There is evidence that the elite in Russia is rallying around Putin, including those who originally expressed misgivings about the invasion of Ukraine and the ongoing war.
Is this unity durable – and how might it impact decision-making?
A thread. 1/?
Is this unity durable – and how might it impact decision-making?
A thread. 1/?
This excellent post by @faridaily_ – translated by @ichbinilya and @lizafokht – shows how "Putin’s dream of a consolidation among the Russian elite has come true", as sanctions have convinced many members of the elite that the West is out to get them. 2/? https://faridaily.substack.com/p/now-were-going-to-fck-them-all-whats?s=r
One plausible goal of sanctions might be to provoke splits within the elite, but it looks – for the moment, at least – that sanctions have, rather, brought elite groups closer together in their opposition to the West. 3/?
And, as @LucanWay notes, this is a dynamic seen in regimes beyond Russia: "Sense of existential threat is a powerful source of regime durability in revolutionary regimes I have studied." 4/? https://twitter.com/LucanWay/status/1510609904364658688
But how long will this last? "Rallying 'round the flag" effects aren't indefinite, even if they can be sustained by a number of factors, including media control and reshaping people's emotional connection to the state and their identities. 5/?
By the way, the book "Putin v. the People" by @samagreene and @gbrunc does a brilliant job, among other things, of looking into the "rallying 'round the flag" effect after the annexation of Crimea by Russia in 2014. 6/? https://yalebooks.yale.edu/book/9780300238396/putin-v-people/
But back to 2022. Elite consolidation in Russia after the 24 February invasion, and in the face of sanctions, may well both align elite preferences on certain issues *and* incentivise people not to make public their policy differences for fear of being labelled a traitor. 7/?
A key issue here is whether all policy areas will see this increased elite homogeneity. Message discipline may well be tightest re: the ongoing war, although not perfect – see Medinsky vs. Kadyrov, as in this piece by @Andrew__Roth and @PjotrSauer. 8/? https://www.theguardian.com/world/2022/apr/02/who-has-putins-ear-inside-the-presidents-inner-circle
But what about policy areas less obviously connected to Russia's war on Ukraine? There are a large number of socio-economic policy areas that are not directly connected, even if the shift to a war/crisis footing infuses many areas with the logic of "Fortress Russia". 9/?
There are many policy areas in which elite actors and groups often clash, given their different preferences. See, for example, the dispute over crypto-currencies between the Russian Ministry of Finance and the Central Bank. 10/? https://www.vedomosti.ru/economics/articles/2022/02/18/910000-zakonoproekti-o-zaprete-kriptovalyut
In fact, my own research focuses on elite factionalism in Russia and its impact on law-making. My basic point is that heated, bitter disputes between elite actors are more widespread than often appreciated – and ... 11/? https://journals.sagepub.com/doi/full/10.1177/0010414018797941
... that these sometimes spill over into the parliamentary phase of law-making in the national legislature, the Federal Assembly. And that means that, even if parliamentarians mostly rubberstamp initiatives from the executive (the government and the presidency) ... 12/?

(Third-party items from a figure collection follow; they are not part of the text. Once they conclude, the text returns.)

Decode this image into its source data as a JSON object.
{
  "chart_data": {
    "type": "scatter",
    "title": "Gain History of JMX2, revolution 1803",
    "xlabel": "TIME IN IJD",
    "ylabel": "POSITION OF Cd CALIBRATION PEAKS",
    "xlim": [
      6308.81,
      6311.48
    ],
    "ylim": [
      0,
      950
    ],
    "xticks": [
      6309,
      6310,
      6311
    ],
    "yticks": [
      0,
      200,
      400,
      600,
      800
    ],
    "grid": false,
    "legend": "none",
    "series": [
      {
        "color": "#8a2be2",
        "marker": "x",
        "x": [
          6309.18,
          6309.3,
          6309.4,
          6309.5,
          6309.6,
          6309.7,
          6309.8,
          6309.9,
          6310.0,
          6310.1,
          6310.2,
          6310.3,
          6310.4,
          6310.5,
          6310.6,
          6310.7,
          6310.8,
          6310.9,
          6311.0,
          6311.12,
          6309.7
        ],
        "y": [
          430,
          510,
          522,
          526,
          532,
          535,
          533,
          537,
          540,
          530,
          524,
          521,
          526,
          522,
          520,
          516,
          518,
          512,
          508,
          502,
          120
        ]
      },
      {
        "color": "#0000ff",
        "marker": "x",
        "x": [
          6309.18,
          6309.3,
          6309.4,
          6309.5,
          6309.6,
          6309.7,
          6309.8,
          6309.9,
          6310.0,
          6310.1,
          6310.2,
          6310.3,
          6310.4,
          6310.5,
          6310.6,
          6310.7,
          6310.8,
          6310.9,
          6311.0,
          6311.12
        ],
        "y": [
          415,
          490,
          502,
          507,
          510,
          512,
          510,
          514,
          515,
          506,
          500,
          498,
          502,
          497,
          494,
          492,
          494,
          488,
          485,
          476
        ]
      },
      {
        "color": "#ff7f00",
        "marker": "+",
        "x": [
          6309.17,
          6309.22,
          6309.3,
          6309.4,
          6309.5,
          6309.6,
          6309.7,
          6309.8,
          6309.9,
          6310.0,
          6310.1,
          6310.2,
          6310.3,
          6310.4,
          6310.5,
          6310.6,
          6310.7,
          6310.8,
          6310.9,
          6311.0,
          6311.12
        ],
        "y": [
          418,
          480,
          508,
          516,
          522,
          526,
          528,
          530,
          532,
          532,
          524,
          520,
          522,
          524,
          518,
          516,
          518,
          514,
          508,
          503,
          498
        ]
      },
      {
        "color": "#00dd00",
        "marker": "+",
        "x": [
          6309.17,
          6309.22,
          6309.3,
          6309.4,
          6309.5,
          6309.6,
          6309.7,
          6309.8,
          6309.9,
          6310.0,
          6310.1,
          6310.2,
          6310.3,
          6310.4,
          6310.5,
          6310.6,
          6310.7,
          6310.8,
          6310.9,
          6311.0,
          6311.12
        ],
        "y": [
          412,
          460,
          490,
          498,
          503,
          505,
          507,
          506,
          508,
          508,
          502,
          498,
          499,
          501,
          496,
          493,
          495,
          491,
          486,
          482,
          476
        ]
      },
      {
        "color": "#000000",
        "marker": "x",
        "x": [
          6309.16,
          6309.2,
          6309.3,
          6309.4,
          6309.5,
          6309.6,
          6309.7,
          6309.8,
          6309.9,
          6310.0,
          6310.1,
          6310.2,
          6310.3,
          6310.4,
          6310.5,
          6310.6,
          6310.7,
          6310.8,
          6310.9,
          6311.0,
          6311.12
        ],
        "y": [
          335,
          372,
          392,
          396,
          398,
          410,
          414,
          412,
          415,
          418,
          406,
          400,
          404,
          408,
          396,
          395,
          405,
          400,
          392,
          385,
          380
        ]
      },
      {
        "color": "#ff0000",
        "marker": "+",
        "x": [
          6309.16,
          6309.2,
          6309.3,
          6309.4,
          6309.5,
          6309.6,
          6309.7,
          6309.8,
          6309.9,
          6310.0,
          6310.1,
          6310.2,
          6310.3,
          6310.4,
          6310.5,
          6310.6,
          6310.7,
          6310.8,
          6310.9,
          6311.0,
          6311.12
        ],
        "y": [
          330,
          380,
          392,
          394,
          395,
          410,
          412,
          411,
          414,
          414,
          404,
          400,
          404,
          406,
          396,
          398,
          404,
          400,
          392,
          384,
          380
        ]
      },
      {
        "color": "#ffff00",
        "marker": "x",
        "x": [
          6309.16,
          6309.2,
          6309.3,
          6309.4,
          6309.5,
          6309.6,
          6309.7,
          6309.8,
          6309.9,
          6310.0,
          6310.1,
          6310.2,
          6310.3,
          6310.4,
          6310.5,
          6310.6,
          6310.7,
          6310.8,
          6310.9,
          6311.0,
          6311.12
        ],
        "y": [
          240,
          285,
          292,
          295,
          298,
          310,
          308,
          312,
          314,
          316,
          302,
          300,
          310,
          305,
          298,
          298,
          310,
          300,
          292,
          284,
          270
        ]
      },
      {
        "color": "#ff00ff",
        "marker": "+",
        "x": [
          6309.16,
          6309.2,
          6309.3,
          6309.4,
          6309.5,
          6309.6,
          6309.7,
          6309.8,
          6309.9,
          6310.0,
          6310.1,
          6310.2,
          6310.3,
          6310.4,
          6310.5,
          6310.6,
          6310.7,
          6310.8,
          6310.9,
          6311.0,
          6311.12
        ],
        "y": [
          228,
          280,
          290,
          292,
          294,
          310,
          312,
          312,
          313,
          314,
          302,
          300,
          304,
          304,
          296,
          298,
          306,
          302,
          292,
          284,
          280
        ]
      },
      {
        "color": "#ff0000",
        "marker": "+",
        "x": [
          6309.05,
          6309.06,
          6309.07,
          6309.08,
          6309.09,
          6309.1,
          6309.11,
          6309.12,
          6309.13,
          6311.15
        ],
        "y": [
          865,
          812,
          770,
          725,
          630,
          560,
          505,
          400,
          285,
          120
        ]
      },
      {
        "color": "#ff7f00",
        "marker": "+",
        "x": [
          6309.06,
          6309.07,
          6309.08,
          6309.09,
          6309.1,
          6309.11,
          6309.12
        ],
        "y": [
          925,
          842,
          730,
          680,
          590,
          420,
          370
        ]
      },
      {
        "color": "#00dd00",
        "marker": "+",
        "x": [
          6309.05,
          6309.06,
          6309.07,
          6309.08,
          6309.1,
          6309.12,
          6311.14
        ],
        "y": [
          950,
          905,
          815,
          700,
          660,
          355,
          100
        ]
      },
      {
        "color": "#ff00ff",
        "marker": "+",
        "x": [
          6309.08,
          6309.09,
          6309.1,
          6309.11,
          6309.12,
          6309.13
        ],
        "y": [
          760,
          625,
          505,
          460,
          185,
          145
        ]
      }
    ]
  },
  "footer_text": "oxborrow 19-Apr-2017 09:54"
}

... interesting things can happen during the legislative phase of policy-making, like significant amendments to bills, which reflect the resolution of intra-executive policy disputes that are nodded through by legislators. 13/? https://theconversation.com/russia-new-research-shows-even-authoritarian-regimes-struggle-to-pass-laws-104084
That makes the Federal Assembly a rare window onto often-hidden processes between elite actors. (I should say that Russian journalism on these cases has been crucial for my work. So, given the crackdown on independent media, we may know much less – for the moment.) 14/?
It is plausible, though, that, in the short term, when policy disputes are reduced by the need for a common response to sanctions – or when the optics of policy disputes jar with the desired optics of a unified elite – that we see fewer such disputes. But... 15/?
... I can't see this lasting for too long. And part of that relates to the availability of resources. There is likely an inverse relationship between the availability of resources (e.g., money to be spent by different federal ministries) and the likelihood of disputes. 16/?
As the economic impact of sanctions are more keenly felt – by both the elite and the Russian people – there will be fewer resources available to satisfy competing groups. And that may well begin to challenge the current unity seen within the elite. 17/?
The crucial question, then, will be whether these policy disputes have the capacity to grow into broader regime-challenging disputes. 18/?
And my research on the often-dismissed State Duma – the lower chamber of the Federal Assembly – suggests that we might get clues as to the unity of the elite by looking at the law-making process. 19/?